Others, including the Americans and other foreigners who have made San Miguel de Allende their home, face getting used to it as well. A tourism destination for more than seven decades, the city of 70,000 is expecting 2 million visitors this year, many of them deep-pocketed people drawn by its ranking as one of the premier destinations in the world.

“I’m convinced that so much of it is a reaction to the money that has come into town,” David Bossman, a retired New York City teacher and 20-year resident said of San Miguel de Allende’s growing crime problem. “This town has gone from a quiet bohemian town to a major international destination.”

Bossman edits a Facebook page – “More Security in San Miguel de Allende” – that monitors the crime situation for some 11,000 followers. In addition to more infrequent murders, the page documents highway assaults, home invasions and street muggings.

“We have had a significant amount of assaults,” Bossman said, referring to a rising number of armed highway attacks on residents returning to San Miguel from shopping trips to the nearby city of Celaya. “A lot of it was a growing epidemic of small gangs.”

Hundreds of factories

Toyota’s will be the fourth assembly plant to operate along a 70-mile stretch of four lane highway in Guanajuato. Each company brought with them their own suppliers, totaling hundreds of factories employing tens of thousands of people, according to state officials.

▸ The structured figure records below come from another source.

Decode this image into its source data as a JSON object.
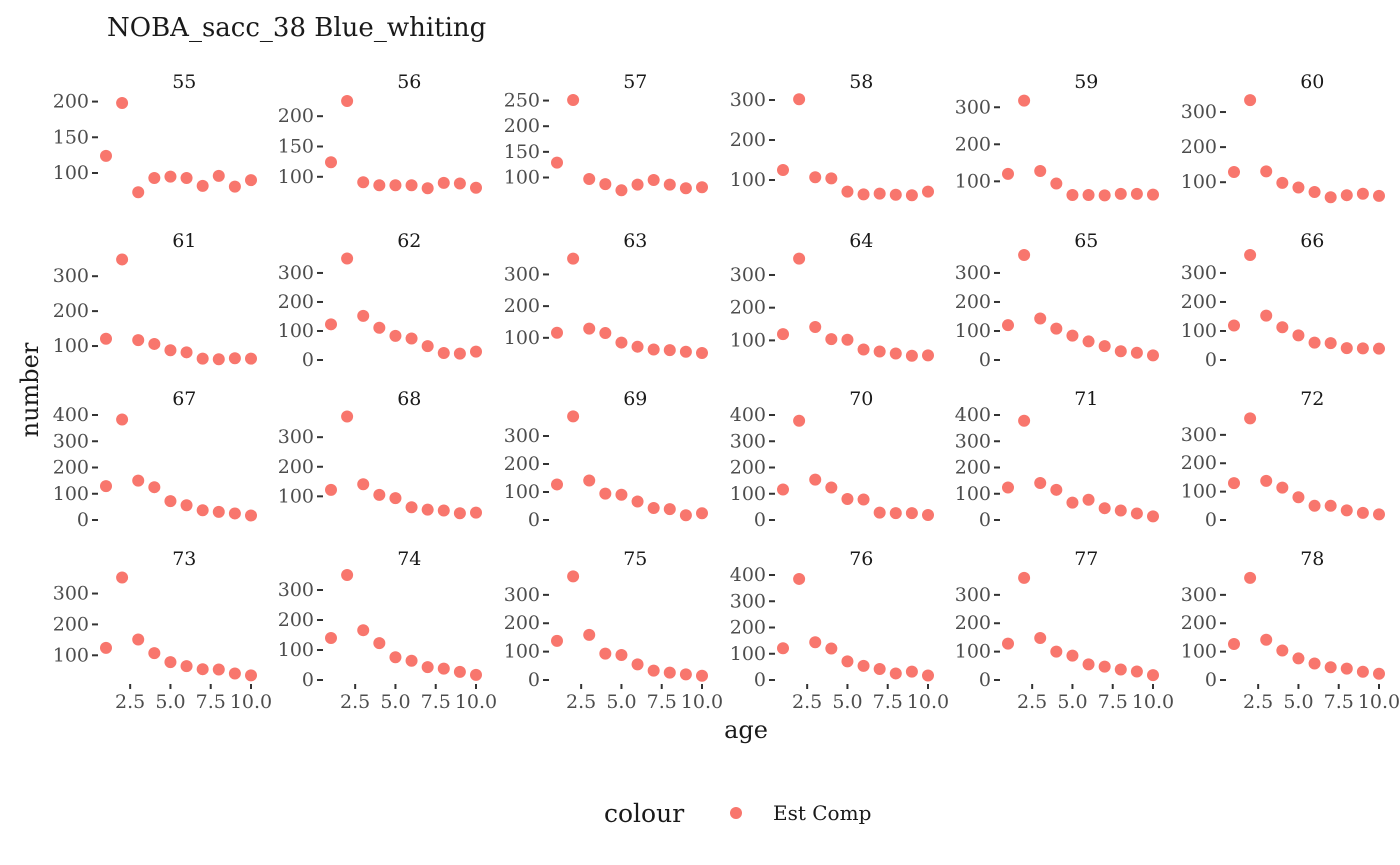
{
  "chart_data": {
    "type": "scatter",
    "title": "NOBA_sacc_38 Blue_whiting",
    "xlabel": "age",
    "ylabel": "number",
    "x": [
      1,
      2,
      3,
      4,
      5,
      6,
      7,
      8,
      9,
      10
    ],
    "x_ticks": [
      2.5,
      5.0,
      7.5,
      10.0
    ],
    "x_tick_labels": [
      "2.5",
      "5.0",
      "7.5",
      "10.0"
    ],
    "xlim": [
      1,
      10
    ],
    "grid": false,
    "legend": {
      "title": "colour",
      "position": "bottom",
      "entries": [
        {
          "label": "Est Comp",
          "color": "#F8766D"
        }
      ]
    },
    "point_color": "#F8766D",
    "rows": [
      {
        "ylim": [
          65,
          205
        ],
        "y_ticks": [
          100,
          150,
          200
        ],
        "panels": [
          {
            "label": "55",
            "ylim": [
              65,
              205
            ],
            "y_ticks": [
              100,
              150,
              200
            ],
            "values": [
              124,
              198,
              73,
              93,
              95,
              93,
              82,
              96,
              81,
              90
            ]
          },
          {
            "label": "56",
            "ylim": [
              65,
              230
            ],
            "y_ticks": [
              100,
              150,
              200
            ],
            "values": [
              124,
              225,
              91,
              86,
              86,
              86,
              81,
              90,
              89,
              82
            ]
          },
          {
            "label": "57",
            "ylim": [
              60,
              255
            ],
            "y_ticks": [
              100,
              150,
              200,
              250
            ],
            "values": [
              129,
              251,
              97,
              87,
              75,
              86,
              95,
              86,
              79,
              81
            ]
          },
          {
            "label": "58",
            "ylim": [
              55,
              305
            ],
            "y_ticks": [
              100,
              200,
              300
            ],
            "values": [
              125,
              302,
              107,
              104,
              71,
              64,
              66,
              63,
              62,
              71
            ]
          },
          {
            "label": "59",
            "ylim": [
              55,
              325
            ],
            "y_ticks": [
              100,
              200,
              300
            ],
            "values": [
              120,
              318,
              128,
              94,
              63,
              63,
              62,
              66,
              66,
              64
            ]
          },
          {
            "label": "60",
            "ylim": [
              55,
              340
            ],
            "y_ticks": [
              100,
              200,
              300
            ],
            "values": [
              129,
              334,
              131,
              98,
              85,
              72,
              57,
              63,
              67,
              61
            ]
          }
        ]
      },
      {
        "panels": [
          {
            "label": "61",
            "ylim": [
              60,
              355
            ],
            "y_ticks": [
              100,
              200,
              300
            ],
            "values": [
              121,
              348,
              117,
              106,
              88,
              82,
              64,
              62,
              65,
              64
            ]
          },
          {
            "label": "62",
            "ylim": [
              0,
              355
            ],
            "y_ticks": [
              0,
              100,
              200,
              300
            ],
            "values": [
              123,
              350,
              152,
              111,
              83,
              74,
              48,
              24,
              22,
              29
            ]
          },
          {
            "label": "63",
            "ylim": [
              30,
              355
            ],
            "y_ticks": [
              100,
              200,
              300
            ],
            "values": [
              116,
              350,
              129,
              115,
              85,
              72,
              63,
              61,
              56,
              52
            ]
          },
          {
            "label": "64",
            "ylim": [
              40,
              355
            ],
            "y_ticks": [
              100,
              200,
              300
            ],
            "values": [
              119,
              350,
              141,
              104,
              102,
              72,
              66,
              60,
              53,
              54
            ]
          },
          {
            "label": "65",
            "ylim": [
              0,
              355
            ],
            "y_ticks": [
              0,
              100,
              200,
              300
            ],
            "values": [
              120,
              362,
              143,
              108,
              84,
              64,
              48,
              30,
              25,
              16
            ]
          },
          {
            "label": "66",
            "ylim": [
              0,
              355
            ],
            "y_ticks": [
              0,
              100,
              200,
              300
            ],
            "values": [
              119,
              362,
              153,
              113,
              85,
              60,
              58,
              41,
              40,
              39
            ]
          }
        ]
      },
      {
        "panels": [
          {
            "label": "67",
            "ylim": [
              0,
              400
            ],
            "y_ticks": [
              0,
              100,
              200,
              300,
              400
            ],
            "values": [
              129,
              383,
              150,
              125,
              72,
              56,
              37,
              31,
              25,
              17
            ]
          },
          {
            "label": "68",
            "ylim": [
              20,
              375
            ],
            "y_ticks": [
              100,
              200,
              300
            ],
            "values": [
              122,
              370,
              141,
              105,
              94,
              63,
              55,
              52,
              43,
              45
            ]
          },
          {
            "label": "69",
            "ylim": [
              0,
              375
            ],
            "y_ticks": [
              0,
              100,
              200,
              300
            ],
            "values": [
              127,
              370,
              141,
              94,
              90,
              66,
              43,
              39,
              17,
              24
            ]
          },
          {
            "label": "70",
            "ylim": [
              0,
              400
            ],
            "y_ticks": [
              0,
              100,
              200,
              300,
              400
            ],
            "values": [
              116,
              378,
              154,
              124,
              80,
              78,
              28,
              26,
              26,
              19
            ]
          },
          {
            "label": "71",
            "ylim": [
              0,
              400
            ],
            "y_ticks": [
              0,
              100,
              200,
              300,
              400
            ],
            "values": [
              124,
              378,
              141,
              115,
              66,
              77,
              45,
              36,
              25,
              14
            ]
          },
          {
            "label": "72",
            "ylim": [
              0,
              370
            ],
            "y_ticks": [
              0,
              100,
              200,
              300
            ],
            "values": [
              130,
              358,
              138,
              114,
              80,
              50,
              50,
              34,
              25,
              20
            ]
          }
        ]
      },
      {
        "panels": [
          {
            "label": "73",
            "ylim": [
              20,
              360
            ],
            "y_ticks": [
              100,
              200,
              300
            ],
            "values": [
              124,
              352,
              151,
              107,
              78,
              65,
              55,
              54,
              41,
              35
            ]
          },
          {
            "label": "74",
            "ylim": [
              0,
              350
            ],
            "y_ticks": [
              0,
              100,
              200,
              300
            ],
            "values": [
              140,
              350,
              166,
              123,
              76,
              64,
              43,
              38,
              27,
              17
            ]
          },
          {
            "label": "75",
            "ylim": [
              0,
              370
            ],
            "y_ticks": [
              0,
              100,
              200,
              300
            ],
            "values": [
              138,
              365,
              159,
              93,
              88,
              55,
              33,
              26,
              20,
              15
            ]
          },
          {
            "label": "76",
            "ylim": [
              0,
              400
            ],
            "y_ticks": [
              0,
              100,
              200,
              300,
              400
            ],
            "values": [
              121,
              385,
              144,
              120,
              71,
              54,
              42,
              25,
              32,
              17
            ]
          },
          {
            "label": "77",
            "ylim": [
              0,
              370
            ],
            "y_ticks": [
              0,
              100,
              200,
              300
            ],
            "values": [
              128,
              360,
              148,
              100,
              86,
              55,
              47,
              37,
              30,
              17
            ]
          },
          {
            "label": "78",
            "ylim": [
              0,
              370
            ],
            "y_ticks": [
              0,
              100,
              200,
              300
            ],
            "values": [
              127,
              360,
              142,
              104,
              76,
              58,
              45,
              40,
              29,
              22
            ]
          }
        ]
      }
    ]
  }
}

The state’s auto boom began in 1985 when General Motors began producing SUVs and light trucks in the town of Silao. Honda opened its factory in Celaya and Mazda another in nearby Salamanca in early 2014. In addition, Volkswagen builds motors in Silao and Ford makes transmissions near the city of Irapuato.

Combined with large Japanese and German assembly plants in neighboring Aguascalientes and San Luis Potosí state, analysts project that central Mexico will produce half of Mexico’s cars and light trucks by sometime next year.

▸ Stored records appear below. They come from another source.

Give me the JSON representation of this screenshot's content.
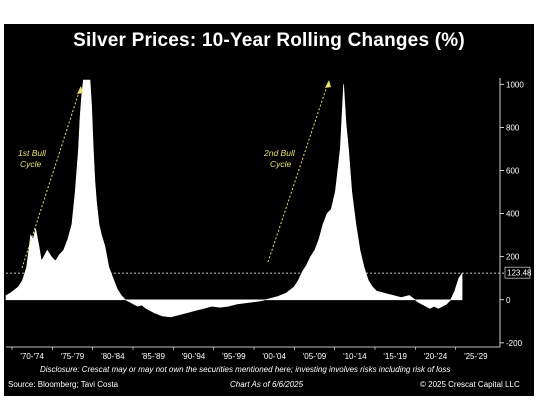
{
  "chart_data": {
    "type": "area",
    "title": "Silver Prices: 10-Year Rolling Changes (%)",
    "xlabel": "",
    "ylabel": "",
    "x_range": [
      1970,
      2030
    ],
    "ylim": [
      -210,
      1020
    ],
    "y_ticks": [
      -200,
      0,
      200,
      400,
      600,
      800,
      1000
    ],
    "y_tick_labels": [
      "-200",
      "0",
      "200",
      "400",
      "600",
      "800",
      "1000"
    ],
    "x_tick_labels": [
      "'70-'74",
      "'75-'79",
      "'80-'84",
      "'85-'89",
      "'90-'94",
      "'95-'99",
      "'00-'04",
      "'05-'09",
      "'10-'14",
      "'15-'19",
      "'20-'24",
      "'25-'29"
    ],
    "grid": false,
    "latest_value": 123.48,
    "latest_label": "123.48",
    "series": [
      {
        "x": [
          1970.0,
          1970.5,
          1971.0,
          1971.5,
          1972.0,
          1972.5,
          1973.0,
          1973.3,
          1973.6,
          1974.0,
          1974.3,
          1974.6,
          1975.0,
          1975.5,
          1976.0,
          1976.5,
          1977.0,
          1977.5,
          1978.0,
          1978.4,
          1978.8,
          1979.0,
          1979.2,
          1979.4,
          1979.6,
          1979.8,
          1980.0,
          1980.2,
          1980.4,
          1980.6,
          1980.8,
          1981.0,
          1981.3,
          1981.6,
          1982.0,
          1982.5,
          1983.0,
          1983.5,
          1984.0,
          1984.5,
          1985.0,
          1985.5,
          1986.0,
          1986.5,
          1987.0,
          1988.0,
          1989.0,
          1990.0,
          1991.0,
          1992.0,
          1993.0,
          1994.0,
          1995.0,
          1996.0,
          1997.0,
          1998.0,
          1999.0,
          2000.0,
          2001.0,
          2002.0,
          2003.0,
          2004.0,
          2005.0,
          2005.5,
          2006.0,
          2006.5,
          2007.0,
          2007.5,
          2008.0,
          2008.5,
          2009.0,
          2009.5,
          2010.0,
          2010.3,
          2010.6,
          2011.0,
          2011.3,
          2011.6,
          2012.0,
          2012.5,
          2013.0,
          2013.5,
          2014.0,
          2014.5,
          2015.0,
          2016.0,
          2017.0,
          2018.0,
          2019.0,
          2020.0,
          2020.5,
          2021.0,
          2021.5,
          2022.0,
          2022.5,
          2023.0,
          2023.5,
          2024.0,
          2024.5,
          2025.0,
          2025.4
        ],
        "values": [
          20,
          30,
          45,
          60,
          90,
          150,
          300,
          280,
          330,
          250,
          180,
          200,
          230,
          200,
          180,
          210,
          230,
          280,
          350,
          500,
          700,
          850,
          950,
          1020,
          1020,
          1020,
          1020,
          1020,
          900,
          700,
          550,
          450,
          350,
          300,
          250,
          150,
          100,
          50,
          20,
          0,
          -10,
          -20,
          -30,
          -25,
          -40,
          -60,
          -75,
          -80,
          -70,
          -60,
          -50,
          -40,
          -30,
          -35,
          -30,
          -20,
          -15,
          -10,
          -5,
          5,
          15,
          30,
          60,
          90,
          130,
          160,
          200,
          230,
          280,
          350,
          400,
          420,
          500,
          600,
          700,
          1000,
          820,
          700,
          500,
          350,
          230,
          150,
          90,
          60,
          40,
          30,
          20,
          10,
          20,
          -10,
          -20,
          -30,
          -40,
          -30,
          -40,
          -30,
          -20,
          0,
          40,
          100,
          123.48
        ]
      }
    ]
  },
  "annotations": {
    "cycle1_line1": "1st Bull",
    "cycle1_line2": "Cycle",
    "cycle2_line1": "2nd Bull",
    "cycle2_line2": "Cycle"
  },
  "footer": {
    "disclosure": "Disclosure: Crescat may or may not own the securities mentioned here; investing involves risks including risk of loss",
    "source": "Source: Bloomberg; Tavi Costa",
    "chart_as_of": "Chart As of 6/6/2025",
    "copyright": "© 2025 Crescat Capital LLC"
  },
  "colors": {
    "background": "#000000",
    "area": "#ffffff",
    "annotation": "#e8e070"
  }
}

Though employment has boomed, wages have remained low. Line workers in some Japanese assembly plants in Guanajuato make little more than $12 a day. Those employed at suppliers’ factories earn even less.

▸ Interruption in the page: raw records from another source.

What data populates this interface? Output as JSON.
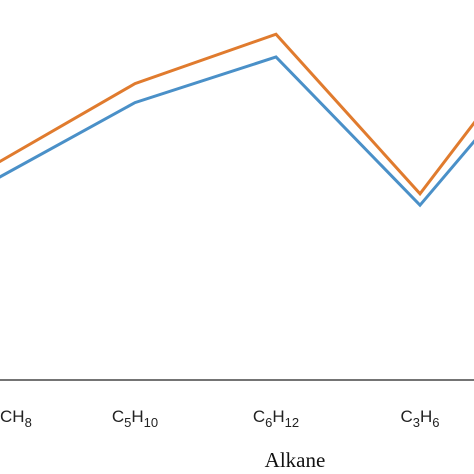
{
  "chart_data": {
    "type": "line",
    "title": "",
    "xlabel": "Alkane",
    "ylabel": "",
    "categories": [
      {
        "base": "C",
        "sub1": "",
        "mid": "H",
        "sub2": "8"
      },
      {
        "base": "C",
        "sub1": "5",
        "mid": "H",
        "sub2": "10"
      },
      {
        "base": "C",
        "sub1": "6",
        "mid": "H",
        "sub2": "12"
      },
      {
        "base": "C",
        "sub1": "3",
        "mid": "H",
        "sub2": "6"
      },
      {
        "base": "",
        "sub1": "",
        "mid": "",
        "sub2": ""
      }
    ],
    "ylim": [
      0,
      100
    ],
    "grid": false,
    "series": [
      {
        "color": "#E07B2E",
        "values": [
          56,
          78,
          91,
          49,
          69
        ]
      },
      {
        "color": "#4A90C8",
        "values": [
          52,
          73,
          85,
          46,
          64
        ]
      }
    ]
  }
}
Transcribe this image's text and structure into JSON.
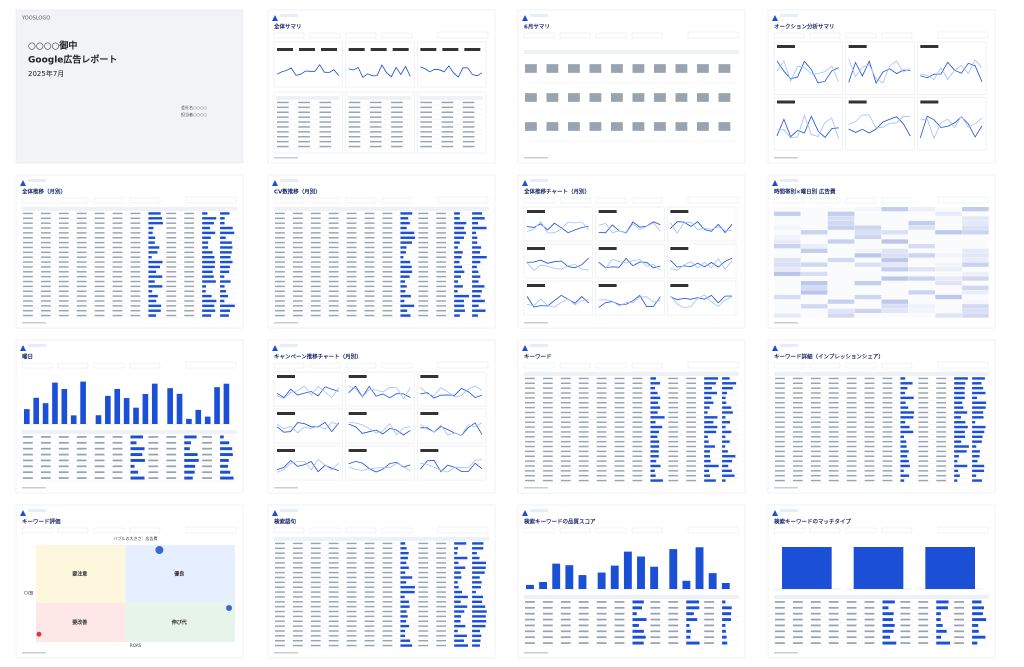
{
  "cover": {
    "logo": "YOOSLOGO",
    "addressee": "○○○○御中",
    "title": "Google広告レポート",
    "date": "2025年7月",
    "company": "会社名○○○○",
    "person": "担当者○○○○"
  },
  "pages": [
    {
      "title": "全体サマリ"
    },
    {
      "title": "6月サマリ"
    },
    {
      "title": "オークション分析サマリ"
    },
    {
      "title": "全体推移（月別）"
    },
    {
      "title": "CV数推移（月別）"
    },
    {
      "title": "全体推移チャート（月別）"
    },
    {
      "title": "時間帯別×曜日別 広告費"
    },
    {
      "title": "曜日"
    },
    {
      "title": "キャンペーン推移チャート（月別）"
    },
    {
      "title": "キーワード"
    },
    {
      "title": "キーワード詳細（インプレッションシェア）"
    },
    {
      "title": "キーワード評価"
    },
    {
      "title": "検索語句"
    },
    {
      "title": "検索キーワードの品質スコア"
    },
    {
      "title": "検索キーワードのマッチタイプ"
    }
  ],
  "keyword_evaluation": {
    "chart_title": "バブルの大きさ：広告費",
    "y_label": "CV数",
    "x_label": "ROAS",
    "quadrants": [
      "要注意",
      "優良",
      "要改善",
      "伸び代"
    ]
  }
}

It’s unclear what wages Toyota will pay once the factory starts production.

President Donald Trump’s threat to renegotiate or cancel the North American Free Trade Agreement — which provides duty-free commerce between the U.S., Mexico and Canada — slowed investment in new plants in recent years. Scrapping the trade pact would have meant slapping a 25 percent U.S. import tax on the pickup trucks made in Mexico.

As the first left-leaning president of Mexico in decades, López Obrador’s arrival to office has set some executive stomachs churning anew. But he so far has proved less antagonistic toward business than many feared.

“They were two-and-half years of a lot of doubt, first with Trump’s arrival and then with Lopez Obrador’s,” said Ramon, the industrial park manager. “It was a perfect storm.”

The three country’s leaders signed a new trade pact late last year that looks much like the old one. While the agreement needs to be ratified by each country’s legislators, investors are hitting the gas again, Román said.

Toughened requirements that more auto components be made within North America are drawing more Asian and European companies to Mexico, executives said.

“Mexico is a very important hub for suppliers and assemblers, that’s why we need to be here,” said. Peter Oberparleiter, chief executive of GKN Sinter Metals, a British company that supplies the auto and other industries.

“We are already supplying a lot of parts from Europe and the U.S. and that should end,” he said. “We don’t need to ship many thousands of miles.”

While the ongoing violence in Guanajuato is a concern, Oberparleiter said, “We see Mexico as something that won’t go away.”